27 Le pourvoi formé par le Conseil doit dès lors être rejeté.

Sur les dépens

28 Aux termes de l'article 69, paragraphe 2, du règlement de procédure de la Cour, applicable à la procédure de pourvoi en vertu de l'article 118, toute partie qui succombe est condamnée aux dépens, s'il est conclu en ce sens. Aux termes de l'article 69, paragraphe 4, également applicable à la procédure de pourvoi, les États membres et les institutions qui sont intervenus au litige supportent leurs propres dépens.

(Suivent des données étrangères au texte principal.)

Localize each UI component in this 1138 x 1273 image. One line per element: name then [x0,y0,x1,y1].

29 M. Busacca e.a. ayant conclu à la condamnation du Conseil aux dépens et celui-ci ayant succombé en ses moyens, il y a lieu de le condamner aux dépens, à l'exception de ceux exposés par le Royaume d'Espagne, qui supportera ses propres dépens.

Par ces motifs,

LA COUR

Déclare et arrête:

1) Le pourvoi est rejeté comme irrecevable.

2) Le Royaume d'Espagne supportera ses propres dépens.

3) Le Conseil de l'Union européenne est condamné aux autres dépens.